A piece in Health Affairs helped this click for me. It mentioned research showing that the U.S. spends about $2 on healthcare for every $1 spent on social services, and that real improvements in our nation’s health might come less from spending on medical care and more from addressing the social conditions that shape health. In other words, we pour money into treating people once they’re sick, but maybe not enough into keeping them from getting sick.

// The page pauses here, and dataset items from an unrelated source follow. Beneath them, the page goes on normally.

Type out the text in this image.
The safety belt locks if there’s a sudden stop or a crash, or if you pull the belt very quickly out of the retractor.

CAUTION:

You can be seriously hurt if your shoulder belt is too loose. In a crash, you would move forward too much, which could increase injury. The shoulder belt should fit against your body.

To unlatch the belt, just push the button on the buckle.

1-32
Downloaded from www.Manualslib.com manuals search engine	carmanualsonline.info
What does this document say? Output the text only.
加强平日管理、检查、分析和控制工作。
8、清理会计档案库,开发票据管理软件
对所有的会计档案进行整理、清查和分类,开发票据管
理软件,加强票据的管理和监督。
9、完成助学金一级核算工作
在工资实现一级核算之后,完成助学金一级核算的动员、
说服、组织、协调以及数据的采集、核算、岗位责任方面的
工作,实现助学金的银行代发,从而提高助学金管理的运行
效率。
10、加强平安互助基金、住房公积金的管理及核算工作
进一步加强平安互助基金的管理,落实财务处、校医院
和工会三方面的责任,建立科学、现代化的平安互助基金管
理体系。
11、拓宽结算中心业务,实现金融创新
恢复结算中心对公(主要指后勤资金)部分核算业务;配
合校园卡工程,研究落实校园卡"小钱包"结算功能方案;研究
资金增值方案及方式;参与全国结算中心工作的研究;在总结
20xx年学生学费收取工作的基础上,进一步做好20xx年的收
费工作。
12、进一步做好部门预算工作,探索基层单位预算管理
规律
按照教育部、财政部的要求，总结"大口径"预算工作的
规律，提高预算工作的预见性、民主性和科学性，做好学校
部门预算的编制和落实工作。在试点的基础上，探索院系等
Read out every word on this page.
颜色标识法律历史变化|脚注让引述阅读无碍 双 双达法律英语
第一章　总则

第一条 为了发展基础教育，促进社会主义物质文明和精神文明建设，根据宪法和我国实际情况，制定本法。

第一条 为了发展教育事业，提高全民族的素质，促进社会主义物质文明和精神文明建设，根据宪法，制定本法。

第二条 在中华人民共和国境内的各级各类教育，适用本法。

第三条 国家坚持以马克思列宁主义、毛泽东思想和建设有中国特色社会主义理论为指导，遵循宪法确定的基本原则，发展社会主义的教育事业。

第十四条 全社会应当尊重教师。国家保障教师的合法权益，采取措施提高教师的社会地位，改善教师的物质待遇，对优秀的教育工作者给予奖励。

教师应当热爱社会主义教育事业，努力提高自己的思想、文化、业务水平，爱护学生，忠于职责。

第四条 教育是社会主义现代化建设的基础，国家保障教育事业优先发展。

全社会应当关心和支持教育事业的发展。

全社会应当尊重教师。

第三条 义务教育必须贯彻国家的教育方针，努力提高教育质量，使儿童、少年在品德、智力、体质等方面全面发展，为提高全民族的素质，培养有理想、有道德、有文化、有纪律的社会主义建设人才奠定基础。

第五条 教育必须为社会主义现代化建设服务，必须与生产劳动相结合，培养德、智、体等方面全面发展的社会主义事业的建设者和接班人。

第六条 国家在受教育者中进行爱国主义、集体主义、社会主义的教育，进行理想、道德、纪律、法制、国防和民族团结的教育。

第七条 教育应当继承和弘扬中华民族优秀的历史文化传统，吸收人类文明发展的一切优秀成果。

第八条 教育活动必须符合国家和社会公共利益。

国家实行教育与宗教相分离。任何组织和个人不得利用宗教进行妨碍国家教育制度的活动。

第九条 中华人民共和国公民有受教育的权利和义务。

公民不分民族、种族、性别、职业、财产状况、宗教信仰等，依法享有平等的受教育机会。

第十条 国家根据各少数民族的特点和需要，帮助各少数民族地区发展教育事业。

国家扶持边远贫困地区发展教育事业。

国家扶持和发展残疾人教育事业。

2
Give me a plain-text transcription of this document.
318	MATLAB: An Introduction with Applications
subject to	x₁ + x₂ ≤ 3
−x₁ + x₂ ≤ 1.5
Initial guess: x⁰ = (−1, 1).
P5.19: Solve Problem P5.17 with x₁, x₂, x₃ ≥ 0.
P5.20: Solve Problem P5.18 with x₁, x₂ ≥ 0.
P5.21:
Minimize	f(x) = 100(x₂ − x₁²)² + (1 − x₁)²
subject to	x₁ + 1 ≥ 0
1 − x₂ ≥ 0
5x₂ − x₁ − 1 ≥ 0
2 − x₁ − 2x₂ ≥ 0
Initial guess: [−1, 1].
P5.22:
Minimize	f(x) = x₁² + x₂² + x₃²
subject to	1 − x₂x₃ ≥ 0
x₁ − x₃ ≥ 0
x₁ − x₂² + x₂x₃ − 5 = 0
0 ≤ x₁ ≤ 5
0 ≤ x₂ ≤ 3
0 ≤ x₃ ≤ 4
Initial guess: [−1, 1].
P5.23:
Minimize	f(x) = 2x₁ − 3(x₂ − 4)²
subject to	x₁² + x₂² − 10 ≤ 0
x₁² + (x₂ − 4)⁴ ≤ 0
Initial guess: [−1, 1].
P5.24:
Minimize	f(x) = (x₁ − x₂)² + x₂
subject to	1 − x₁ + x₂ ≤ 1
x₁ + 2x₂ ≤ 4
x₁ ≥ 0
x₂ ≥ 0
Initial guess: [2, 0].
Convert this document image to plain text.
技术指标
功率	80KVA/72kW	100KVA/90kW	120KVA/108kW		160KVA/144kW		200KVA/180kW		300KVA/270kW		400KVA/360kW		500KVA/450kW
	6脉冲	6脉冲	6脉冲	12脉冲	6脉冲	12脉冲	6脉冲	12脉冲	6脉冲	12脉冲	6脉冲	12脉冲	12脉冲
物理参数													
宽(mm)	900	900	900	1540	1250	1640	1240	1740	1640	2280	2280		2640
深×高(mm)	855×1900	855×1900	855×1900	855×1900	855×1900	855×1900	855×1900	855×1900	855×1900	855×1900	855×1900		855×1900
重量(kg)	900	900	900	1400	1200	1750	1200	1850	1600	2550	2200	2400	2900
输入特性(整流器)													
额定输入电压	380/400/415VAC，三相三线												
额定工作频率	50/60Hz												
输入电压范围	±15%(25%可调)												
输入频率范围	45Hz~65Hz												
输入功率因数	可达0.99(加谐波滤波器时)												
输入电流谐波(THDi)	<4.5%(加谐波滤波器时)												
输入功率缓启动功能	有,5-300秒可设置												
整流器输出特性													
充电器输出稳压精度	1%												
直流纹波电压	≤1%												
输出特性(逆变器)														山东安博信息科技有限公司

That’s basically the whole argument of this blog, but said by experts way smarter than me.
Here’s how I think about it now. If a hundred people keep getting sick from the same polluted water, a doctor can treat all hundred of them, one by one, over and over. A public health approach asks why the water is dirty and tries to fix that, so the next hundred people never get sick at all. Both matter, but only one of them stops the problem at the source.
I still have huge respect for medicine, and honestly I’ll probably always be drawn to the clinical side too. But I’ve realized that the questions I care about most are the population-level ones. Why are some communities sicker than others? What’s causing it upstream? And what can we change so fewer people end up needing a doctor in the first place?